Gry wydawane na konsole przenośne często nie dysponują takimi budżetami na marketing, jak produkcje ze sprzętów stacjonarnych. Hałasu w związku z tym o pewnych grach jest w związku z tym wyjątkowo mało i łatwo przez taki stan rzeczy przegapić prawdziwe perełki.

Niestety wiele wspaniałych gier z handheldów przeleciało w związku z tym, co napisałem we wstępie, poza radarem większości graczy. W tej liście starałem się zebrać w jednym miejscu gry z kieszonsolek, którym po prostu trzeba dać szansę.

Dalsza część tekstu pod wideo

Zapomniałem o jakimś niedocenianym a wyjątkowo dobrym tytule?

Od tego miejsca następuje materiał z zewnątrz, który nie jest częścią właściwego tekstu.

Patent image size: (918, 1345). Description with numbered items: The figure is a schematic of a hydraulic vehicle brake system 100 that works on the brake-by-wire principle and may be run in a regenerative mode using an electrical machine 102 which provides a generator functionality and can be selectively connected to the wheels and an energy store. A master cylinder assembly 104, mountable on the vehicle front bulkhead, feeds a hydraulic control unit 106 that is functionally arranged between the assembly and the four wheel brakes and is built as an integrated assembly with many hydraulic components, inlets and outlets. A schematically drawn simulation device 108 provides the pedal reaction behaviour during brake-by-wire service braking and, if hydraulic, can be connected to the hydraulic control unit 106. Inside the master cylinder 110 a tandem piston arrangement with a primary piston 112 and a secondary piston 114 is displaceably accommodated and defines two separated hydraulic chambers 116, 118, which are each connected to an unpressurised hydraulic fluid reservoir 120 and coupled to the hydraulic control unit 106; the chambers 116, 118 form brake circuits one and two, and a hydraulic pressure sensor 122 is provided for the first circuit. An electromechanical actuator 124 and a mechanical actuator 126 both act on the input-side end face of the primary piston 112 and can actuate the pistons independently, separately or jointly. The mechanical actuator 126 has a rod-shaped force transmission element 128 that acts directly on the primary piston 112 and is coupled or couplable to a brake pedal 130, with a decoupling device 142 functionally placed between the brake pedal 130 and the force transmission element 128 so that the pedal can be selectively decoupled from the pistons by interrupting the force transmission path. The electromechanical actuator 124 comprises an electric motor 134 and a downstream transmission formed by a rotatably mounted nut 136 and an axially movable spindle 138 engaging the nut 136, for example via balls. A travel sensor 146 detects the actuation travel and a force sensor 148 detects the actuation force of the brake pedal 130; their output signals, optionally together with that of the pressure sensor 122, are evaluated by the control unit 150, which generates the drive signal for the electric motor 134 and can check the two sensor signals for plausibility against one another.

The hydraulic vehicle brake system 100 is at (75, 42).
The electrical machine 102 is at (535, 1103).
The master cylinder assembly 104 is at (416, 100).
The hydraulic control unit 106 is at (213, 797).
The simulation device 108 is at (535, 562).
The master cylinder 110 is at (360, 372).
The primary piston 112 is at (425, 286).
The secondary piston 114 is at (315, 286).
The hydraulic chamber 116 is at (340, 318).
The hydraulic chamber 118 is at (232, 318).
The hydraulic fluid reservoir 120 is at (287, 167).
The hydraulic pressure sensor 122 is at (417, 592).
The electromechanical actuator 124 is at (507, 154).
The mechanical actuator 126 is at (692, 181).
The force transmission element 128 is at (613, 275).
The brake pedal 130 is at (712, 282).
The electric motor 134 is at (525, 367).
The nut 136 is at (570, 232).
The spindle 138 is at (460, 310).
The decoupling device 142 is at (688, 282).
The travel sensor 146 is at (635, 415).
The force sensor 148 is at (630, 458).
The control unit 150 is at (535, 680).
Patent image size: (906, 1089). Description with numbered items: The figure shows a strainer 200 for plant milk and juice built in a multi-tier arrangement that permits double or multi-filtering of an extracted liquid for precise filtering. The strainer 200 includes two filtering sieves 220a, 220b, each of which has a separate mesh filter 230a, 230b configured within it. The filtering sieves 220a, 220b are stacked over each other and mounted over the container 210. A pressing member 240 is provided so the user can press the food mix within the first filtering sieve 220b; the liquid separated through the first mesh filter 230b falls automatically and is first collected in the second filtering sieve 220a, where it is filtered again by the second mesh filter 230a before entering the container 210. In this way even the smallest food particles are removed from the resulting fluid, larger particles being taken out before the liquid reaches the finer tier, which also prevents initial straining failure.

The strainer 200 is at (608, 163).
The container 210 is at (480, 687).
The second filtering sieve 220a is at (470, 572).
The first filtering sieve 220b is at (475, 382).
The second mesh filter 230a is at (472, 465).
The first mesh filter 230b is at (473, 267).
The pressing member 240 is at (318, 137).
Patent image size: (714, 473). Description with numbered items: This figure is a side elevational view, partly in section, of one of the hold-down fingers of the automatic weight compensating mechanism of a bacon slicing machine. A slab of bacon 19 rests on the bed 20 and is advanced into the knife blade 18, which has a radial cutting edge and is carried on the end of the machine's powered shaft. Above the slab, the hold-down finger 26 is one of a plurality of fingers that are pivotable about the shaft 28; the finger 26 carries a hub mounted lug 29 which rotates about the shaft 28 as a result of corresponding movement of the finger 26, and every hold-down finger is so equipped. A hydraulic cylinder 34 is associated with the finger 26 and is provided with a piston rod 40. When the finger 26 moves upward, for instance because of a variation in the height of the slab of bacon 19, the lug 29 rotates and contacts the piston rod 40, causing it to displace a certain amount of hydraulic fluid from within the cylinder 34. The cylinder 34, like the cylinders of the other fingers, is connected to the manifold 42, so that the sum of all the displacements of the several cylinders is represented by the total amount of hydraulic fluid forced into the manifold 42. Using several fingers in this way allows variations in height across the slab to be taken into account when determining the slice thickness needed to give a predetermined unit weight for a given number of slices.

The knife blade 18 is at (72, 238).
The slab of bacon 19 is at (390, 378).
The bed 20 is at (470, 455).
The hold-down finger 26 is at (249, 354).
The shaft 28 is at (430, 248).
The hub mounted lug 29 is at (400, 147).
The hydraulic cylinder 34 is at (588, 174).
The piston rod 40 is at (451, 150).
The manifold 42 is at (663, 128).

Wyrzućcie to z siebie w komentarzach. Na pewno pomożecie w ten sposób innym handheldowym maniakom.

 


10. Daniel X: The Ultimate Power (DS)

Zapomniana Metroidvania i przykład porządnej gry na kapuściarskiej licencji. W grze wcielamy się w tytułowego "półufoka", posiadającego liczne specjalne zdolności, takie jak zmienianie kształtu ciała, telekineza itd. Dzięki tym umiejętnościom środowisko gry eksplorujemy w stylu przypominającym trochę Metroid i Castlevanie. W trakcie zabawy odblokowujemy kolejne skille, pozwalające zabrnąć dalej w tajemniczych lokacjach. Świetna zabawa, z zaskakująco dobrą walką, jak na ten gatunek.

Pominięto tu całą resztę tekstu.